■マッチングアプリが恋愛市場における格差を広げている

 恋愛至上主義的な意識が薄れ、“恋愛をしなくてもいい”という価値観も尊重されるようになった時代性が、若者の“恋愛離れ”の一因になっているわけだ。

 続いて前出の原田氏が指摘するのは、マッチングアプリの存在。先述の『僕と私と』の調査結果においても、“直近で付き合った恋人との出会いのきっかけ”について21.6%で1位となるなど、マッチングアプリを通しての出会いはすっかりメジャーとなっている。

「マッチングアプリでの出会いが主流になりながらも、交際経験ゼロの人は依然多い。なぜなら、マッチングアプリを使っても大半の普通の子たちは滅多にマッチングしないんですよ。

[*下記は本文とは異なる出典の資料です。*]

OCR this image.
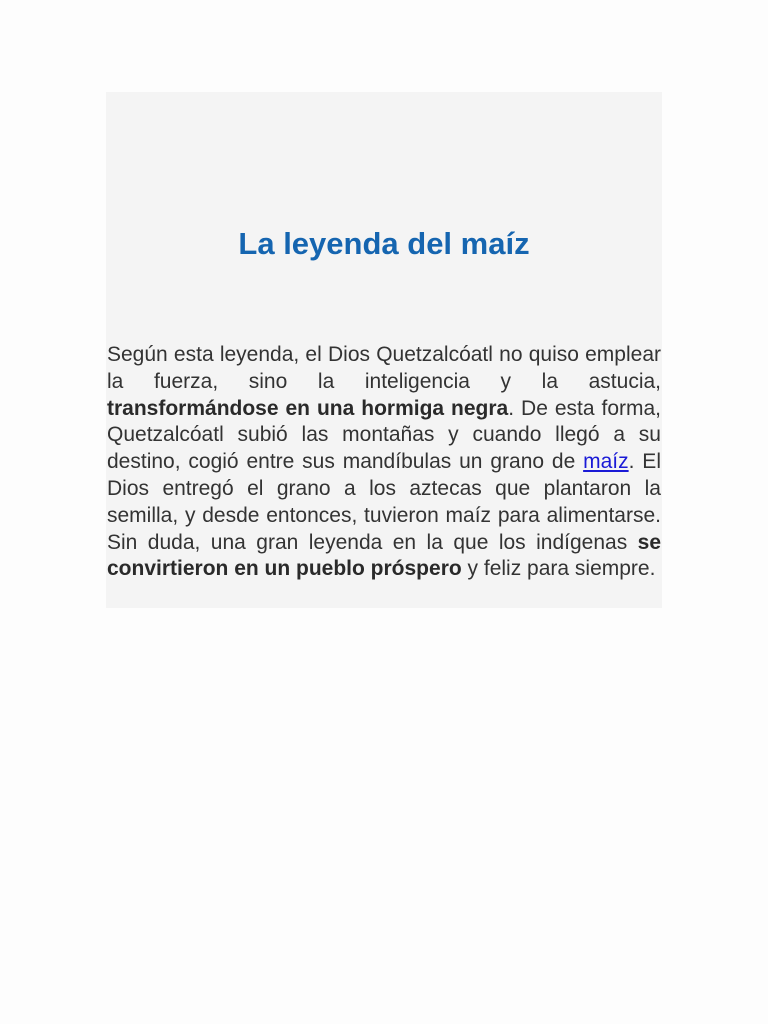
La leyenda del maíz

Según esta leyenda, el Dios Quetzalcóatl no quiso emplear la fuerza, sino la inteligencia y la astucia, transformándose en una hormiga negra. De esta forma, Quetzalcóatl subió las montañas y cuando llegó a su destino, cogió entre sus mandíbulas un grano de maíz. El Dios entregó el grano a los aztecas que plantaron la semilla, y desde entonces, tuvieron maíz para alimentarse. Sin duda, una gran leyenda en la que los indígenas se convirtieron en un pueblo próspero y feliz para siempre.
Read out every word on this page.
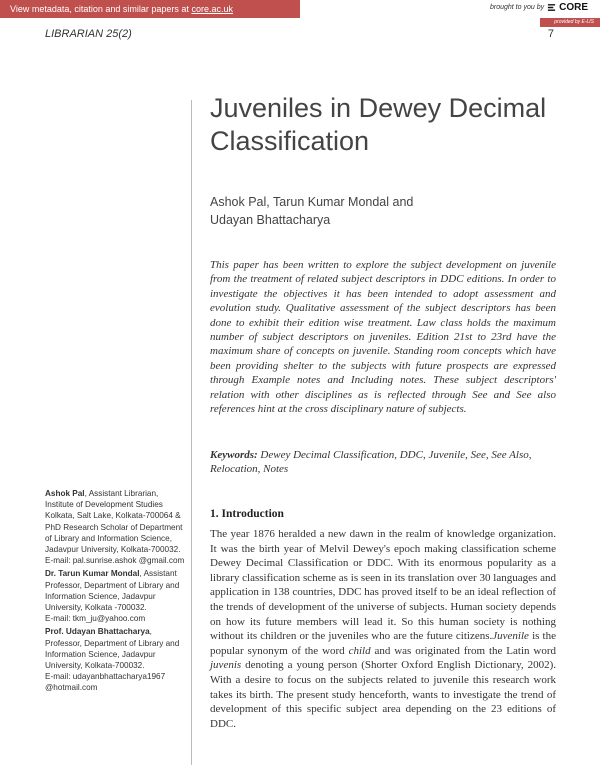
View metadata, citation and similar papers at core.ac.uk	brought to you by CORE
provided by E-LIS
LIBRARIAN 25(2)	7
Juveniles in Dewey Decimal
Classification
Ashok Pal, Tarun Kumar Mondal and
Udayan Bhattacharya
This paper has been written to explore the subject development on juvenile from the treatment of related subject descriptors in DDC editions. In order to investigate the objectives it has been intended to adopt assessment and evolution study. Qualitative assessment of the subject descriptors has been done to exhibit their edition wise treatment. Law class holds the maximum number of subject descriptors on juveniles. Edition 21st to 23rd have the maximum share of concepts on juvenile. Standing room concepts which have been providing shelter to the subjects with future prospects are expressed through Example notes and Including notes. These subject descriptors' relation with other disciplines as is reflected through See and See also references hint at the cross disciplinary nature of subjects.
Keywords: Dewey Decimal Classification, DDC, Juvenile, See, See Also, Relocation, Notes
Ashok Pal, Assistant Librarian, Institute of Development Studies Kolkata, Salt Lake, Kolkata-700064 & PhD Research Scholar of Department of Library and Information Science, Jadavpur University, Kolkata-700032.
E-mail: pal.sunrise.ashok @gmail.com
Dr. Tarun Kumar Mondal, Assistant Professor, Department of Library and Information Science, Jadavpur University, Kolkata -700032.
E-mail: tkm_ju@yahoo.com
Prof. Udayan Bhattacharya, Professor, Department of Library and Information Science, Jadavpur University, Kolkata-700032.
E-mail: udayanbhattacharya1967 @hotmail.com
1. Introduction
The year 1876 heralded a new dawn in the realm of knowledge organization. It was the birth year of Melvil Dewey's epoch making classification scheme Dewey Decimal Classification or DDC. With its enormous popularity as a library classification scheme as is seen in its translation over 30 languages and application in 138 countries, DDC has proved itself to be an ideal reflection of the trends of development of the universe of subjects. Human society depends on how its future members will lead it. So this human society is nothing without its children or the juveniles who are the future citizens.Juvenile is the popular synonym of the word child and was originated from the Latin word juvenis denoting a young person (Shorter Oxford English Dictionary, 2002). With a desire to focus on the subjects related to juvenile this research work takes its birth. The present study henceforth, wants to investigate the trend of development of this specific subject area depending on the 23 editions of DDC.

 どうしてもルックスのフィルターがかかって一部のイケメンに人気が集中してしまう。女の子は需要が高いので顔写真がなくてもまだマッチしますが、見た目に自信のない男の子はマッチしない。つまり、マッチングアプリは“恋愛離れ”を埋めるどころか、恋愛格差を広げている面が強いんです」(原田氏)

 給与に対する男女間の“ギャップ”も大きいという。

「ルックス以外の要素でアプリでマッチしやすいのは年収でしょうが、20代の男性の平均年収は350万円。それに対し、6割以上の未婚女性が男性に対して年収400万円以上を求め、なかでも最も多かった回答が500~600万円という調査結果もあって、大きくズレがある。昔のように年齢や勤続年数に合わせて給与が上がるというイメージもしづらい。結果、こちらも恋愛市場における格差が広がる要因に」(前同)

 こうした要因から、恋愛は“コスパが悪い”ものとして避けられるようになってきたようだ。

「恋愛は努力したところで必ずしも報われるというものでもないうえに、マッチングアプリの恋愛市場はシビアですから、“コスパが悪い”と言う子もいますね。

 さらに、スマホがあればいつでも友だちとつながれるので孤独感は薄いし、NetflixにしろTikTokにしろ時間潰しのツールもたくさんある。推し活に夢中になったっていい。とにかく恋愛以外で楽しめることが多いので、恋愛のプライオリティはどうしても下がるでしょう。むしろ恋愛に割く時間がないと言う子もいますよ」(同)

「恋リア」が視聴者から大人気なのは、現実世界での恋愛が困難になっているからかもしれない――。

原田曜平
慶應義塾大学商学部卒業後、広告業界で各種マーケティング業務を経験し、2022年4月より芝浦工業大学・教授に就任。専門は日本や世界の若者の消費・メディア行動研究及びマーケティング全般。 2013年「さとり世代」、2014年「マイルドヤンキー」、2021年「Z世代」がユーキャン新語・流行語大賞にノミネート。「伊達マスク」という言葉の生みの親でもあり、様々な流行語を作り出している。主な著書に「寡欲都市TOKYO 若者の地方移住と新しい地方創生(角川新書)」「Z世代 若者はなぜインスタ・TikTokにハマるのか?(光文社新書)」など。